Il corpo
di Pino Pomata
Ore: 20.00- È nell'aria il fumo. Nella penombra della camera, bocconi, sul letto disfatto, sta il corpo. Sulle case il sole muore di stanca malinconia, luce al neon. Più in là si staglia la luna, attonita. La gente giù dabbasso cerca un alibi di umanità spendendo tutta la tredicesima nei regali. È Natale. Buon Natale. Fra me e il corpo le pieghe del lenzuolo, deserto bianco di parole. Dalle persiane filtra la luce dei lampioni stampando le nostre figure sulla parete. Seguo con l'indice il profilo dell'ombra del corpo, come volessi imprimervi l'immagine di un'altra donna, quella che non sei. Il corpo è immobile, distante da me. Solo allungando un braccio riuscirei a toccarlo. Mi accorgo, improvvisamente, che respira. Vedo, quasi materialmente, questa linfa vitale che scivola dentro, dalla bocca socchiusa e, con la sinuosità dell'incedere d'una serpe, muove i suoi fianchi. Da bambino giocavo spesso alle ombre cinesi, era divertente. Adesso no. Non mi diverte osservare la tua ombra. Seguo il diaframma del respiro e mi accorgo del moi respiro, ne sento l'imbarazzo e mi costringo a respirare come, questa elementare funzione indipendente, dipendesse dalla mente e qualora smettessi di controllarla morirei soffocato. Mi alzo, vado alla finestra. Guardo questo giorno che mi sta morendo addosso con indifferenza. Fra me e l'esterno lo spazio tra due stecche di persiana, il mondo è una striscia.
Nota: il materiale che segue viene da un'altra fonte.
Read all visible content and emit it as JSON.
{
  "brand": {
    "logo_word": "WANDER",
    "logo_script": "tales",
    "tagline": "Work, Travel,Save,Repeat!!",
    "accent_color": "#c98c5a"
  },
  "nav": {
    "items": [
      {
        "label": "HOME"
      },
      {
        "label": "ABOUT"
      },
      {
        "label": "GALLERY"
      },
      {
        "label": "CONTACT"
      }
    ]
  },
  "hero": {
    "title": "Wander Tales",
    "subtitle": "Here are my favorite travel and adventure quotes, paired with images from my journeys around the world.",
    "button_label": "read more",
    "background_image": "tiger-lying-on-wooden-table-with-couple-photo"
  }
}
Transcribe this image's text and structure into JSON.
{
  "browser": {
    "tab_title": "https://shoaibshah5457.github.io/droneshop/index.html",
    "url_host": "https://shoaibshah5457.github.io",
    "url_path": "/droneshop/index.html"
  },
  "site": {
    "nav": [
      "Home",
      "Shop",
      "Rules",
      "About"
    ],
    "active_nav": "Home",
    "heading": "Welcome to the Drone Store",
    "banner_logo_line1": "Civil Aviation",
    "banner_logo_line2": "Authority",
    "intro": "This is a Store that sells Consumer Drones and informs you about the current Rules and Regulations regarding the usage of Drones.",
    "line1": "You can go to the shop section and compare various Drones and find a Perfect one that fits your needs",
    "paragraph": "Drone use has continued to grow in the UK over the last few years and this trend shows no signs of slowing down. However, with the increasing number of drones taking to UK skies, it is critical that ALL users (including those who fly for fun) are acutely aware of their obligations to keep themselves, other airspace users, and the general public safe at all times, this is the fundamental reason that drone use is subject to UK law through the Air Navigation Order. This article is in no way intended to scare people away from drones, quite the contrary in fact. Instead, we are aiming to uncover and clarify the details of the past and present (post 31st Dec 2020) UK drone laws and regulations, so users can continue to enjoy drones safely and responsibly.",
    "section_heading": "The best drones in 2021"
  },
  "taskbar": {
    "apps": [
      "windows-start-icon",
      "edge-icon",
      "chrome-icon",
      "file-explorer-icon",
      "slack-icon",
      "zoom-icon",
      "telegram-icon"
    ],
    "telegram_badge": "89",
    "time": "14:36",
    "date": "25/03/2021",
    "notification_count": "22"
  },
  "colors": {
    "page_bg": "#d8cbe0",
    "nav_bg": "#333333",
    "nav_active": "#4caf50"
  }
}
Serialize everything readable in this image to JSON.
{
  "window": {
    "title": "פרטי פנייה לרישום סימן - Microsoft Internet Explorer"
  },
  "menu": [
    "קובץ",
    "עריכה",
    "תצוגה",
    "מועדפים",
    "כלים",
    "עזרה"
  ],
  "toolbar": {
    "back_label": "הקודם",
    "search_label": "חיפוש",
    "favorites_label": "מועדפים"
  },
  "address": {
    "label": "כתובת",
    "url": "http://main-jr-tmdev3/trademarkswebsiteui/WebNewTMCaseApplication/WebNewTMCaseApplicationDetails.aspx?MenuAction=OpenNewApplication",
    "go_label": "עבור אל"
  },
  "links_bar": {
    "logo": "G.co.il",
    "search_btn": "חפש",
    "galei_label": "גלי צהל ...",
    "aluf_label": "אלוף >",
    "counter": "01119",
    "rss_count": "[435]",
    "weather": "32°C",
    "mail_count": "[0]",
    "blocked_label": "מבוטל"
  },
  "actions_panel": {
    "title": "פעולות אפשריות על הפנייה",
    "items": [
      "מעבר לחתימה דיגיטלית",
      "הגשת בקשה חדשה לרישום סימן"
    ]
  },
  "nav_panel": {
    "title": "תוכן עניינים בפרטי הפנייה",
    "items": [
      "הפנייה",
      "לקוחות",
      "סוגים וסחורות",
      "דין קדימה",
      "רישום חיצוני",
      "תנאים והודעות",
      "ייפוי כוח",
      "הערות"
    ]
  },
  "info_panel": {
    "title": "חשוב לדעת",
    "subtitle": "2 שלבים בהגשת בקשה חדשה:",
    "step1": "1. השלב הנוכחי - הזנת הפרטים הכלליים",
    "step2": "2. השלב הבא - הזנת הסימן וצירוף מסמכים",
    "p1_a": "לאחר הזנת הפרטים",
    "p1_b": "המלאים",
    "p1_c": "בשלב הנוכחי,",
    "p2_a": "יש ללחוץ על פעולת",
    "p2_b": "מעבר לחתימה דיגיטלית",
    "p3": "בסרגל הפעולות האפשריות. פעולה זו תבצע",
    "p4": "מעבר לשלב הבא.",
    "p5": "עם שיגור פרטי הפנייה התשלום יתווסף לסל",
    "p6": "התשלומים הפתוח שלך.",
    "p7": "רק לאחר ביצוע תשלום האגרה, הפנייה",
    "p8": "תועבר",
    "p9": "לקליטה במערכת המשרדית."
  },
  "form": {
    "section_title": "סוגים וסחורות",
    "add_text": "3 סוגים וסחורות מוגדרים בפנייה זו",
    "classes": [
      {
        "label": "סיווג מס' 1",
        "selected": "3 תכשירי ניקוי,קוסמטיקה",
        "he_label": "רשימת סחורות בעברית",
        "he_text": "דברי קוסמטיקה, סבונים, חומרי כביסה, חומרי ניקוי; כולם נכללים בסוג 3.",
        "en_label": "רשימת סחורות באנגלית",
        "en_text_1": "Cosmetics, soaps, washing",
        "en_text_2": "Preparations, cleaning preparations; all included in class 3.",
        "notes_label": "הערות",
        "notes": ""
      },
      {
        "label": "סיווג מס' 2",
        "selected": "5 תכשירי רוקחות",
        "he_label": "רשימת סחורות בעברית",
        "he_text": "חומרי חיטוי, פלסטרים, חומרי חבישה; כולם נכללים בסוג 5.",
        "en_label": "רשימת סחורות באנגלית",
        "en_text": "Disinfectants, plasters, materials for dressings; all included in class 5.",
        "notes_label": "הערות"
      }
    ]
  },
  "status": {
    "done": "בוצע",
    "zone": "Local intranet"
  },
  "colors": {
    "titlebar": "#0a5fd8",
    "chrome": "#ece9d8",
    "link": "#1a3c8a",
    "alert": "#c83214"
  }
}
ore: 20.30. - Il corpo mi chiama, vuole fumare. Lentamente mi avvicino al letto. Sul comodino, fra i libri e le cose di lei, cerco le sigarette. Accarezzo il corpo caldo, ambrato dall'estate, il chiaro della pelle nascosta dal buchini, le porto la sigaretta accesa alle labbra lasciandomi scivolare per terra. La schiena poggiata al letto, la nuca sul braccio di lei, gli occhi in alto, verso il soffitto, senza nulla guardare. Attesa. Il silenzio ha una sua consistenza. Avrei voglia di dirle qualcosa, qualsiasi cosa, anche banale, fingerle, ma le parole restano in me e se ne vanno, afone, col fumo. Spengo la sigaretta. Seduto sul bordo del letto mi chino sul tronco, cerco le sue labbra. Scivolo con la lingua sul collo e ne sento la delicatezza. Ha la pelle d'una bambina. Odora di buono. Le accarezzo i capelli ridandole un poco d'infanzia. Mi stendo al suo fianco. Lei tira su le coperte da terra. Si rigira bocconi, mi offre il suo dorso come se volesse esser presa nel sonno; una volta mi disse che dormiva bocconi, stringendo sotto di sé il cuscino. Con le mani le sposto i capelli, dolcemente, per non svegliarla. Lei mi guarda di profilo con occhi socchiusi, non sa quanto riesce ad essere bella in questi momenti. La bacio. Cerca la mia mano la pinge contro il suo viso, il, pollice succhiato. Sollevo i suoi fianchi, penetro in lei. I suoi occhi sono bagnati, sento il corpo irrigidirsi, ferito, poi la bocca si schiude, il corpo si rilascia, il piacere è sulla pelle. "A che pensi?". S'è girata, supina, s'avvinghia al mio corpo, mi fa quasi male, ma restiamo soli, isolati, privati, nella corsa all'orgasmo. Una lacrima le scorre sul viso, la bevo, salata. Stiamo uno sull'altra stanchi, sudati, amanti e già meravigliati di questo nostro contatto. I corpi si slacciano, si stendono allontanandosi. Ti alzi, vai allo specchio. Hai il viso sfatto, ti trucchi. Ci vestiamo in silenzio, guardo i tuoi movimenti lenti, misurati anche nel privato, da prima donna, sempre. Usciamo. Rimane sui vetri appannati, sospeso, il tuo nome scritto col dito.